Carafano, James Jay, Army


Lessons from the Hunting Season Manhunt: The Ten-Year Search for Bin Laden from 9/11 to Abbottabad. Peter L. Bergen. Crown. 359 pages; index; notes; bibliography; color photographs; $26. Publisher website: www.crownpublishing.com.

There are few journalists working the terrorist beat I respect more than Peter Bergen. He was on the story of Osama bin Laden long before 9/11. He has written three well-regarded and informative books on al Qaeda: Holy War, Inc.: Inside the Secret World of Osama bin Laden, The Osama bin Laden I Know, and The Longest War: The Enduring Conflict Between America and alQaeda. No one is better suited to write bin Laden's last chapter, the story of the global manhunt documented in Manhunt: The Ten-Year Search for Bin Laden from 9/11 to Abbottabad. It is no surprise that Bergen delivers a solid, compelling and informative narrative of both the al Qaeda mastermind's activities after the terrorist attacks on New York and Washington, D.C., and the efforts by the U.S. government to hunt him down.

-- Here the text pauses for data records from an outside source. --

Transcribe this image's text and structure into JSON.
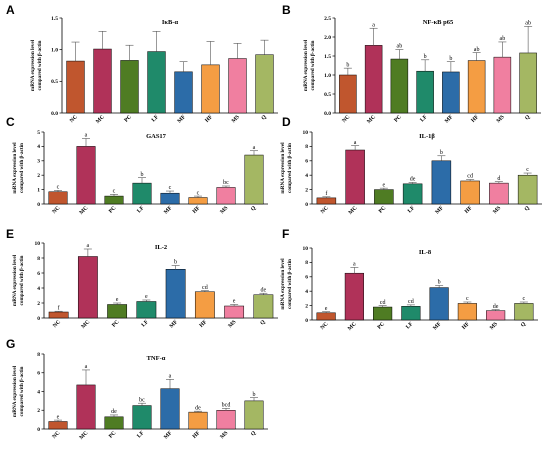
{
  "figure": {
    "colors": {
      "NC": "#c0562e",
      "MC": "#b03259",
      "PC": "#4f7c23",
      "LF": "#1f8a6a",
      "MF": "#2c6ca8",
      "HF": "#f49d43",
      "MS": "#f07fa0",
      "Q": "#a4b763"
    },
    "ylabel_line1": "mRNA expression level",
    "ylabel_line2": "compared with β-actin"
  },
  "chart_data": [
    {
      "type": "bar",
      "panel": "A",
      "title": "IκB-α",
      "categories": [
        "NC",
        "MC",
        "PC",
        "LF",
        "MF",
        "HF",
        "MS",
        "Q"
      ],
      "values": [
        0.82,
        1.01,
        0.83,
        0.97,
        0.65,
        0.76,
        0.86,
        0.92
      ],
      "errors": [
        0.3,
        0.28,
        0.24,
        0.32,
        0.16,
        0.37,
        0.24,
        0.23
      ],
      "letters": [
        "",
        "",
        "",
        "",
        "",
        "",
        "",
        ""
      ],
      "ylim": [
        0,
        1.5
      ],
      "yticks": [
        0,
        0.5,
        1.0,
        1.5
      ],
      "ytick_labels": [
        "0.0",
        "0.5",
        "1.0",
        "1.5"
      ]
    },
    {
      "type": "bar",
      "panel": "B",
      "title": "NF-κB p65",
      "categories": [
        "NC",
        "MC",
        "PC",
        "LF",
        "MF",
        "HF",
        "MS",
        "Q"
      ],
      "values": [
        1.0,
        1.78,
        1.42,
        1.1,
        1.08,
        1.38,
        1.47,
        1.58
      ],
      "errors": [
        0.18,
        0.45,
        0.25,
        0.3,
        0.27,
        0.21,
        0.4,
        0.7
      ],
      "letters": [
        "b",
        "a",
        "ab",
        "b",
        "b",
        "ab",
        "ab",
        "ab"
      ],
      "ylim": [
        0,
        2.5
      ],
      "yticks": [
        0,
        0.5,
        1.0,
        1.5,
        2.0,
        2.5
      ],
      "ytick_labels": [
        "0.0",
        "0.5",
        "1.0",
        "1.5",
        "2.0",
        "2.5"
      ]
    },
    {
      "type": "bar",
      "panel": "C",
      "title": "GAS17",
      "categories": [
        "NC",
        "MC",
        "PC",
        "LF",
        "MF",
        "HF",
        "MS",
        "Q"
      ],
      "values": [
        0.85,
        4.0,
        0.55,
        1.45,
        0.75,
        0.45,
        1.15,
        3.4
      ],
      "errors": [
        0.1,
        0.55,
        0.12,
        0.38,
        0.15,
        0.1,
        0.1,
        0.3
      ],
      "letters": [
        "c",
        "a",
        "c",
        "b",
        "c",
        "c",
        "bc",
        "a"
      ],
      "ylim": [
        0,
        5
      ],
      "yticks": [
        0,
        1,
        2,
        3,
        4,
        5
      ],
      "ytick_labels": [
        "0",
        "1",
        "2",
        "3",
        "4",
        "5"
      ]
    },
    {
      "type": "bar",
      "panel": "D",
      "title": "IL-1β",
      "categories": [
        "NC",
        "MC",
        "PC",
        "LF",
        "MF",
        "HF",
        "MS",
        "Q"
      ],
      "values": [
        0.85,
        7.5,
        2.0,
        2.8,
        6.0,
        3.2,
        2.9,
        4.0
      ],
      "errors": [
        0.15,
        0.6,
        0.2,
        0.2,
        0.7,
        0.2,
        0.2,
        0.3
      ],
      "letters": [
        "f",
        "a",
        "e",
        "de",
        "b",
        "cd",
        "d",
        "c"
      ],
      "ylim": [
        0,
        10
      ],
      "yticks": [
        0,
        2,
        4,
        6,
        8,
        10
      ],
      "ytick_labels": [
        "0",
        "2",
        "4",
        "6",
        "8",
        "10"
      ]
    },
    {
      "type": "bar",
      "panel": "E",
      "title": "IL-2",
      "categories": [
        "NC",
        "MC",
        "PC",
        "LF",
        "MF",
        "HF",
        "MS",
        "Q"
      ],
      "values": [
        0.8,
        8.2,
        1.8,
        2.2,
        6.5,
        3.5,
        1.6,
        3.1
      ],
      "errors": [
        0.1,
        1.0,
        0.2,
        0.2,
        0.5,
        0.15,
        0.2,
        0.2
      ],
      "letters": [
        "f",
        "a",
        "e",
        "e",
        "b",
        "cd",
        "e",
        "de"
      ],
      "ylim": [
        0,
        10
      ],
      "yticks": [
        0,
        2,
        4,
        6,
        8,
        10
      ],
      "ytick_labels": [
        "0",
        "2",
        "4",
        "6",
        "8",
        "10"
      ]
    },
    {
      "type": "bar",
      "panel": "F",
      "title": "IL-8",
      "categories": [
        "NC",
        "MC",
        "PC",
        "LF",
        "MF",
        "HF",
        "MS",
        "Q"
      ],
      "values": [
        1.0,
        6.5,
        1.8,
        1.9,
        4.5,
        2.3,
        1.3,
        2.3
      ],
      "errors": [
        0.15,
        0.8,
        0.2,
        0.2,
        0.3,
        0.2,
        0.15,
        0.2
      ],
      "letters": [
        "e",
        "a",
        "cd",
        "cd",
        "b",
        "c",
        "de",
        "c"
      ],
      "ylim": [
        0,
        10
      ],
      "yticks": [
        0,
        2,
        4,
        6,
        8,
        10
      ],
      "ytick_labels": [
        "0",
        "2",
        "4",
        "6",
        "8",
        "10"
      ]
    },
    {
      "type": "bar",
      "panel": "G",
      "title": "TNF-α",
      "categories": [
        "NC",
        "MC",
        "PC",
        "LF",
        "MF",
        "HF",
        "MS",
        "Q"
      ],
      "values": [
        0.8,
        4.7,
        1.3,
        2.5,
        4.3,
        1.8,
        2.0,
        3.0
      ],
      "errors": [
        0.15,
        1.6,
        0.2,
        0.25,
        1.0,
        0.1,
        0.2,
        0.35
      ],
      "letters": [
        "e",
        "a",
        "de",
        "bc",
        "a",
        "de",
        "bcd",
        "b"
      ],
      "ylim": [
        0,
        8
      ],
      "yticks": [
        0,
        2,
        4,
        6,
        8
      ],
      "ytick_labels": [
        "0",
        "2",
        "4",
        "6",
        "8"
      ]
    }
  ]
}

If Manhunt reads like the latest Brad Thor novel, that's not because he has embellished his topic. Bergen isn't hyping the story; modern thriller authors like Thor and Tom Clancy, without apology, crib from real-world headlines. When it comes to the business of tracking down terrorists, life, it seems, is not stranger than fiction. On the other hand, while Manhunt reads like the inside story of how America got bin Laden, it likely is not the whole story. Like any complex historical event, there are bound to be more facts, revelations and interpretations to follow. Indeed, Bergen looks to be on the front of a tsunami of new books on the topic.

Perhaps what is more important than what Manhunt tells us about what happened from the bright cloudless morning of 9/11 to the pre-dawn hours over bin Laden's compound in Abbottabad, is the opportunity to reflect on lessons for the future of fighting terrorism. It is hard to ignore how far U.S. special operations capabilities have come since Operation Eagle Claw, the disastrous 1980 failed rescue of U.S. hostages in Iran.

In describing Neptune Spear, the raid that finally got bin Laden, Bergen draws particular attention to the rapid evolution of the Joint Special Operations Command (JSOC) over the last few years. "In the decade after 9/11," Bergen notes, "JSOC mushroomed from a force of eighteen hundred to four thousand, becoming a small army within the military," and it was a force that delivered. Bergen writes that JSOC's jackpot rate, "the rate of missions in which Special Operations forces captured or killed their targets in Afghanistan or Iraq - soared from 35 percent to more than 80 percent." Clearly, special operations forces (SOF) have become a force to be reckoned with. In addition to the expansion of SOF, Bergen notes that a network of CIA and FBI analysts, interrogators and field operatives played important roles as well.

It took years to build the capabilities to shut down these global terrorist networks.